Après la désignation de Liz Truss lundi, il s'est déclaré à sa "disposition pour pouvoir travailler entre alliés et amis", relevant notamment les "coopérations énergétiques" entre les deux pays.
De nombreux contentieux opposent la France et le Royaume-Uni, notamment la gestion des dossiers de l'après-Brexit, comme la pêche ou l'Irlande du Nord.
En tenant ce discours de "très grande fermeté envers l'Europe et particulièrement envers Macron", Mme Truss flatte d'abord sa base, estime Peter Ricketts, ancien ambassadeur de Grande-Bretagne à Paris.
"A cause de la proximité et de l'énorme circulation de personnes et de marchandises, les irritations et les agacements du Brexit ont tendance à se produire surtout entre la Grande-Bretagne et la France", souligne-t-il.
Environ 55 % du fret par camion sortant de Grande-Bretagne en 2020 est passé par le ferry ou le rail entre Douvres et Calais, selon les statistiques gouvernementales britanniques.
Et en 2019 la France a accueilli 12 millions de touristes britanniques, pour 3,6 millions de visiteurs français en Grande-Bretagne, selon les données officielles des deux pays.
Depuis 2020, les restrictions dues à la pandémie de coronavirus ajoutées aux changements de règles provoqués par le Brexit ont abouti à d'énormes embouteillages de fret et files d'attente aux frontières, souvent imputés par les responsables politiques et les tabloids britanniques à une intransigeance française.
«Pas à la hauteur»
"On peut tabler sur le maintien d'un niveau élevé de tensions et de frictions à la frontière", notamment en raison de l'entrée en vigueur l'année prochaine du nouveau système européen ETIAS pour le contrôle des voyageurs exemptés de visas pour leurs courts séjours dans l'UE, ajoute M. Ricketts.
Des disputes frontalières opposent aussi publiquement les deux pays sur la pêche -- litige apparemment réglé pour le moment -- ou l'immigration clandestine vers la Grande-Bretagne à travers la Manche.

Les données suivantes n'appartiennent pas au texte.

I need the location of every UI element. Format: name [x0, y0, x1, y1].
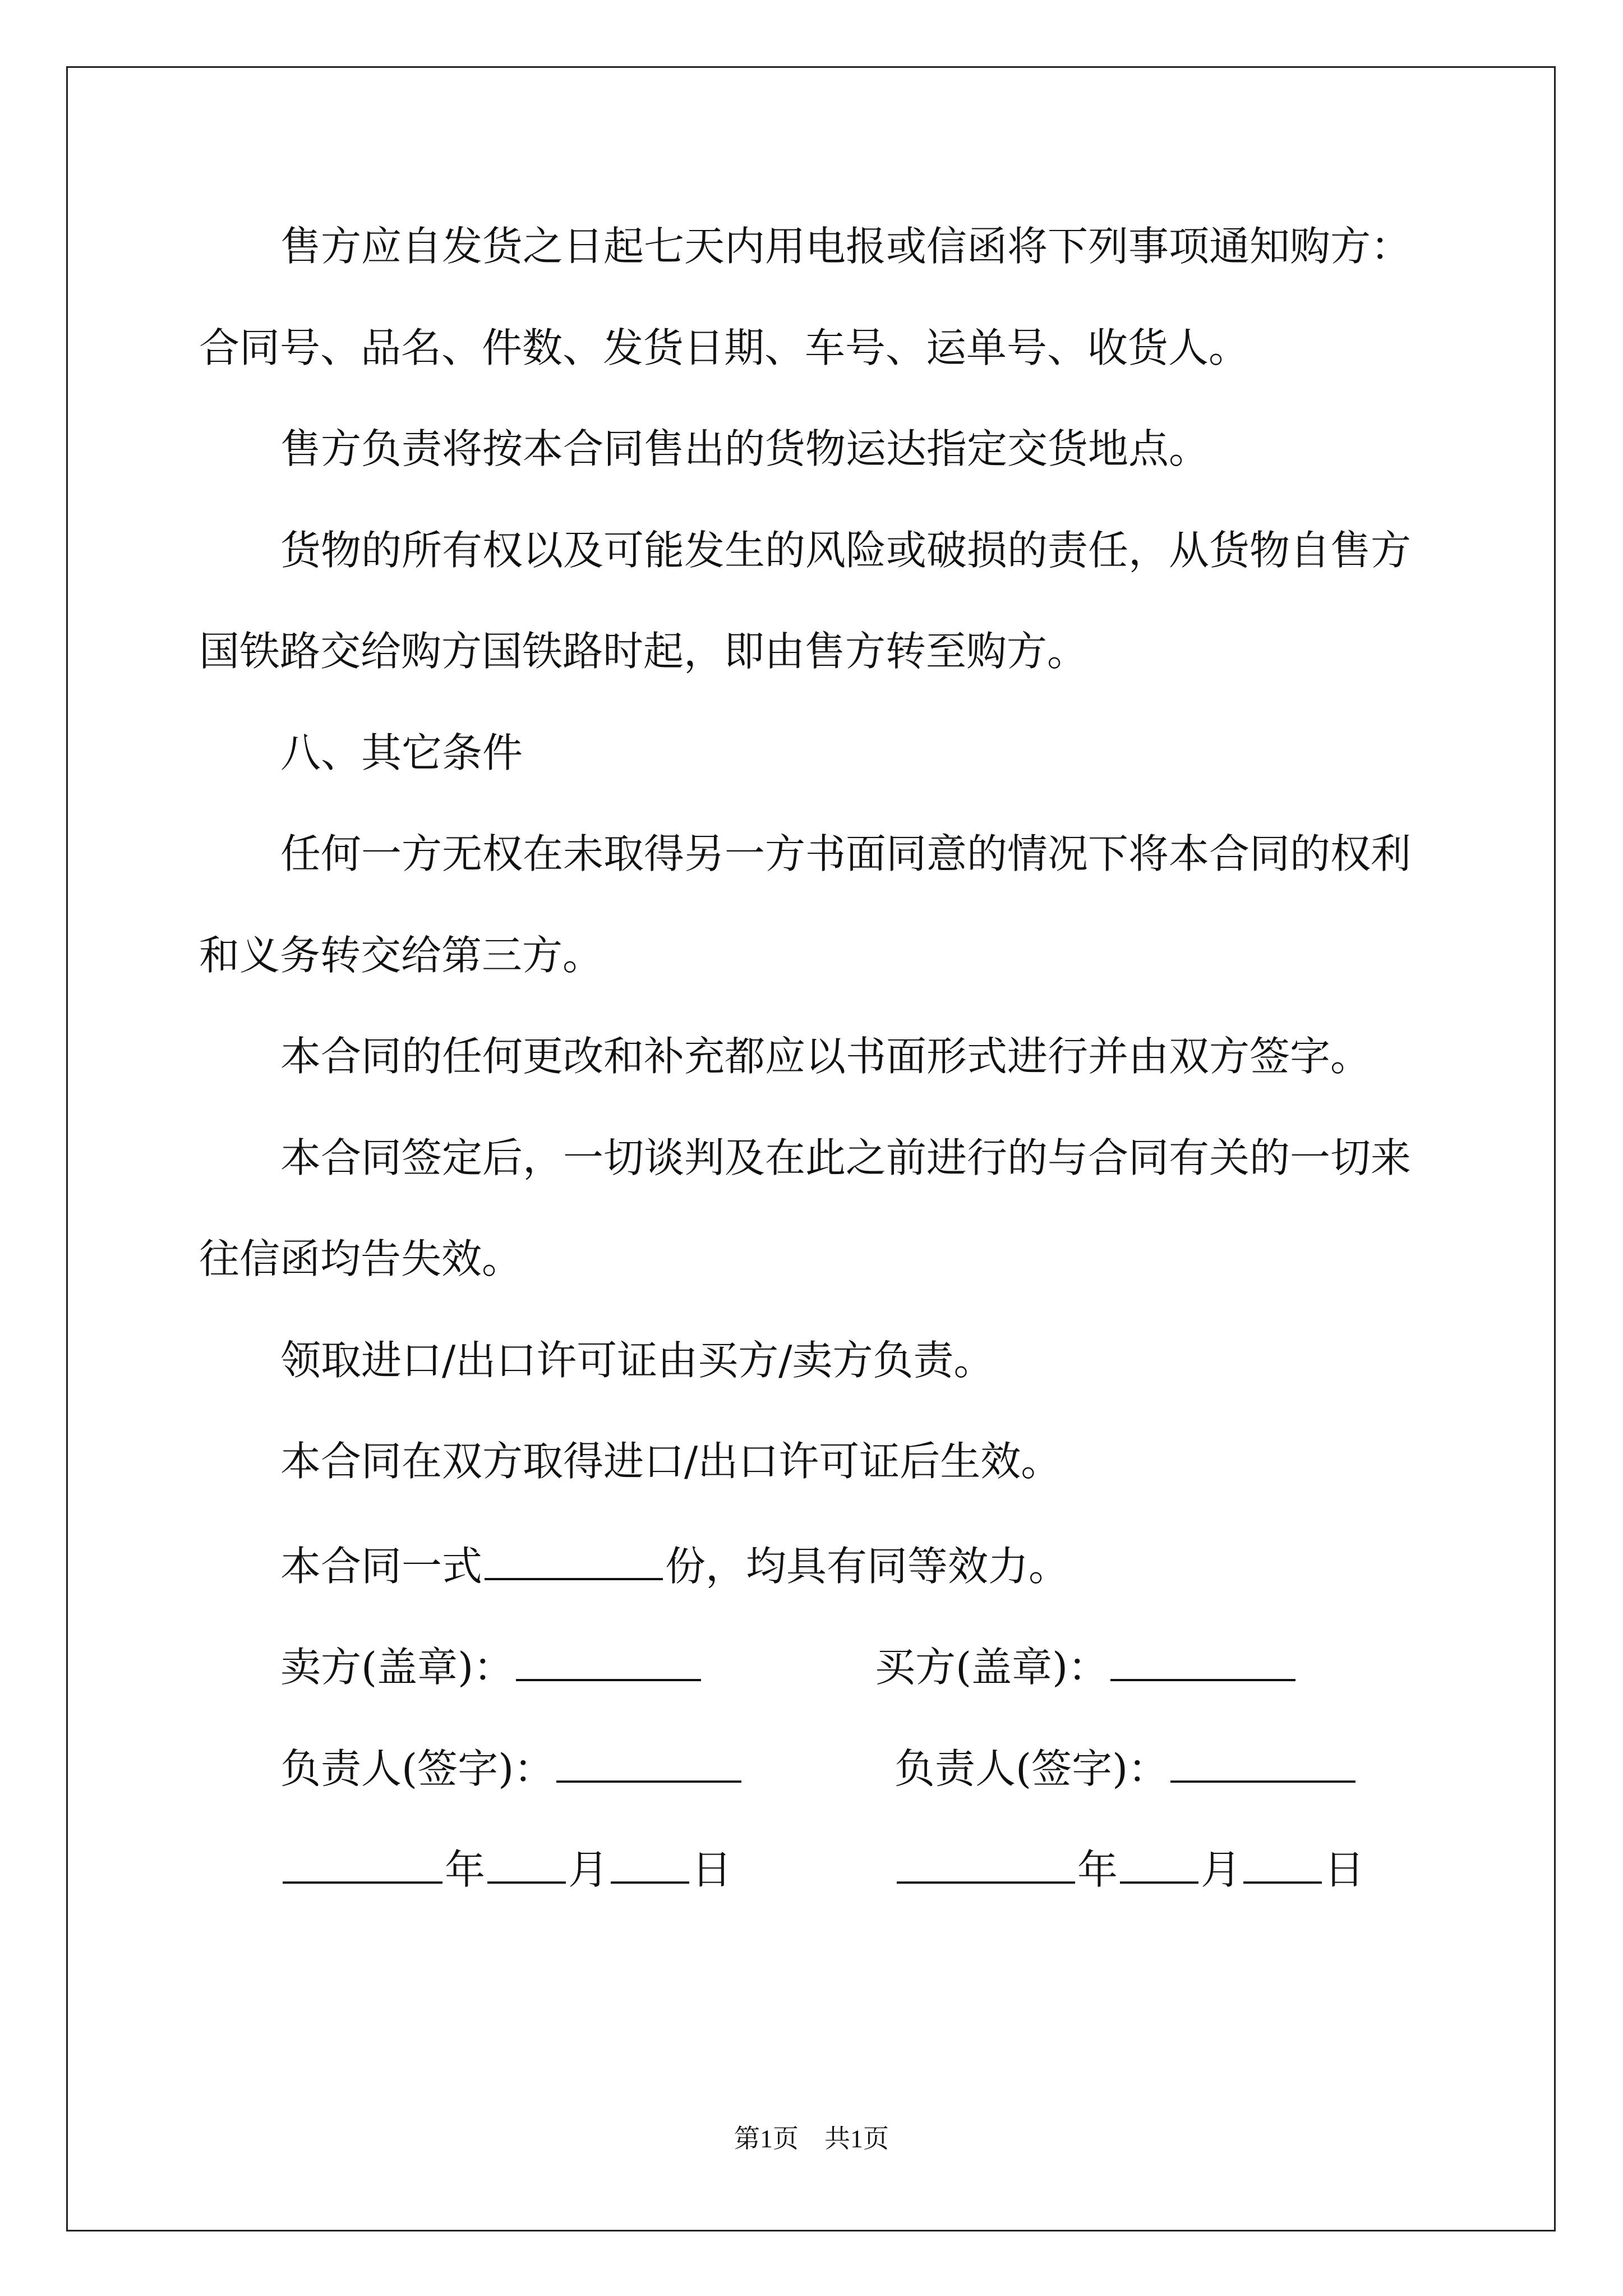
- year-label: 年: [445, 1846, 486, 1893]
- copies-blank: [485, 1542, 663, 1580]
- day-label: 日: [691, 1846, 732, 1893]
- seller-person-blank: [556, 1745, 741, 1783]
- paragraph: 本合同签定后，一切谈判及在此之前进行的与合同有关的一切来: [280, 1134, 1412, 1181]
- paragraph: 往信函均告失效。: [199, 1235, 523, 1282]
- buyer-seal-label: 买方(盖章)：: [875, 1644, 1109, 1691]
- paragraph: 售方应自发货之日起七天内用电报或信函将下列事项通知购方：: [280, 223, 1412, 270]
- paragraph: 领取进口/出口许可证由买方/卖方负责。: [280, 1337, 994, 1384]
- month-label: 月: [1201, 1846, 1242, 1893]
- buyer-seal-blank: [1110, 1643, 1295, 1681]
- copies-clause: [280, 1542, 1514, 1590]
- section-heading: 八、其它条件: [280, 729, 523, 776]
- paragraph: 本合同在双方取得进口/出口许可证后生效。: [280, 1438, 1062, 1485]
- month-label: 月: [568, 1846, 609, 1893]
- year-blank: [897, 1846, 1075, 1884]
- page-footer: 第1页 共1页: [734, 2124, 889, 2153]
- paragraph: 国铁路交给购方国铁路时起，即由售方转至购方。: [199, 628, 1088, 675]
- buyer-person-blank: [1170, 1745, 1355, 1783]
- month-blank: [1120, 1846, 1198, 1884]
- year-label: 年: [1077, 1846, 1118, 1893]
- buyer-person-label: 负责人(签字)：: [895, 1745, 1169, 1792]
- buyer-person-line: [895, 1745, 1358, 1792]
- paragraph: 售方负责将按本合同售出的货物运达指定交货地点。: [280, 425, 1210, 472]
- paragraph: 任何一方无权在未取得另一方书面同意的情况下将本合同的权利: [280, 830, 1412, 877]
- buyer-date-line: [895, 1846, 1365, 1893]
- paragraph: 合同号、品名、件数、发货日期、车号、运单号、收货人。: [199, 324, 1249, 371]
- day-blank: [1243, 1846, 1322, 1884]
- day-label: 日: [1324, 1846, 1365, 1893]
- day-blank: [611, 1846, 689, 1884]
- seller-seal-blank: [516, 1643, 701, 1681]
- paragraph: 货物的所有权以及可能发生的风险或破损的责任，从货物自售方: [280, 527, 1412, 574]
- paragraph: 和义务转交给第三方。: [199, 932, 603, 979]
- seller-person-line: [280, 1745, 744, 1792]
- seller-seal-label: 卖方(盖章)：: [280, 1644, 514, 1691]
- month-blank: [487, 1846, 566, 1884]
- seller-person-label: 负责人(签字)：: [280, 1745, 555, 1792]
- year-blank: [283, 1846, 442, 1884]
- copies-prefix: 本合同一式: [280, 1543, 483, 1590]
- copies-suffix: 份，均具有同等效力。: [665, 1543, 1069, 1590]
- buyer-seal-line: [875, 1643, 1298, 1691]
- seller-date-line: [280, 1846, 732, 1893]
- seller-seal-line: [280, 1643, 703, 1691]
- paragraph: 本合同的任何更改和补充都应以书面形式进行并由双方签字。: [280, 1033, 1371, 1080]
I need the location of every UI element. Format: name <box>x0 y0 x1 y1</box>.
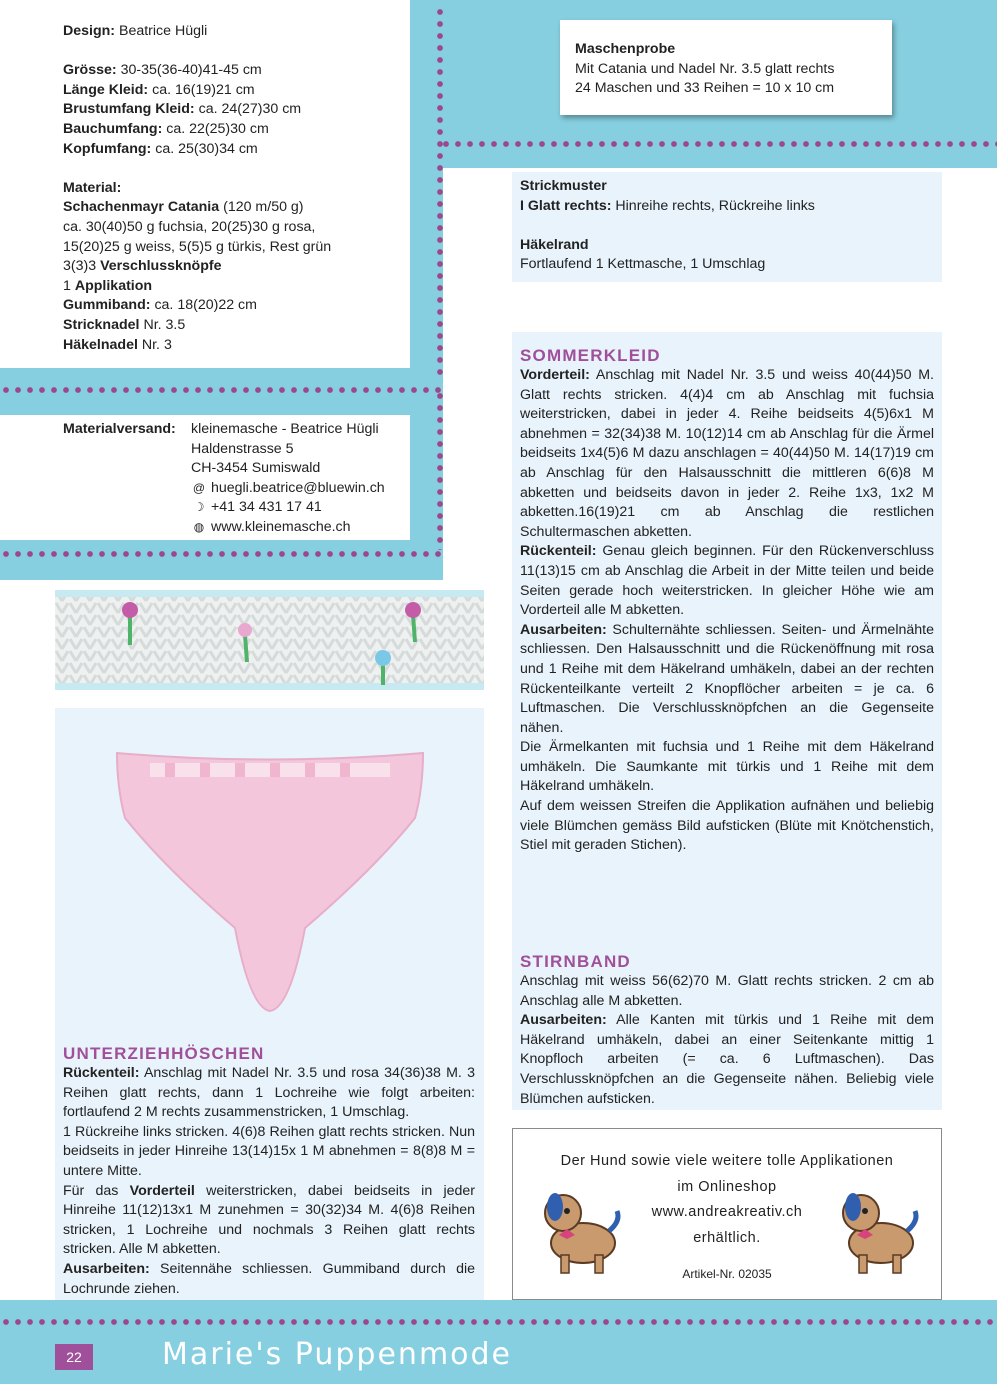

Londres menace régulièrement de cesser ses versements annuels de dizaines de millions d'euros à Paris pour lutter contre ces traversées, qui ont déjà dépassé cette année le nombre de 27 000 personnes, soit presque autant que le total enregistré sur l'ensemble de 2021 (28.526).
A l'échelle planétaire, les deux pays adoptent néanmoins beaucoup de positions communes.
Les deux capitales "ne parviennent pas toujours aux mêmes solutions mais partagent beaucoup d'instincts", observe Georgina Wright, chercheuse à l'institut Montaigne, à Paris.
Elles sont aussi liées depuis 2010 par les traités de Lancaster House, scellant leur coopération en matière de défense, notamment dans le développement de missiles.
La ministre française des Affaires étrangères Catherine Colonna a indiqué lundi sur la radio RTL espérer "un nouveau départ dans les relations franco-britanniques", déplorant qu'elles ne soient pas, "du fait de l'attitude du Royaume-Uni sur les questions européennes, à la hauteur du rôle que nos deux pays devraient jouer".
Pour l'heure, les dirigeants britanniques semblent surtout vouloir démontrer que le pays peut assumer son statut de puissance incontournable sur la scène internationale malgré le Brexit, sous le slogan de "Global Britain".
Leur volonté de se poser en meilleurs alliés européens de l'Ukraine face à l'invasion russe agace la France, qui leur reproche de discréditer sa position de maintenir le dialogue avec Moscou, et particulièrement échaudée par la crise du partenariat Aukus en 2021.
Ce partenariat noué entre l'Australie, les Etats-Unis et le Royaume-Uni s'était soldé par l'annulation par Canberra d'un gigantesque contrat d'achat de 12 sous-marins français.
Mais pour Jean-Pierre Maulny, directeur adjoint de l'Institut de relations internationales et stratégiques (IRIS) "l'affaire Aukus, simplement, c'est Global Britain appliqué en Asie" et s'inscrit "dans la logique" du Brexit.
"La vraie difficulté, c'est qu'un Royaume-Uni qui n'est plus dans l'UE, pour le moment, joue contre l'UE", poursuit Jean-Pierre Maulny, qui n'anticipe pas de changement à court terme sous Liz Truss.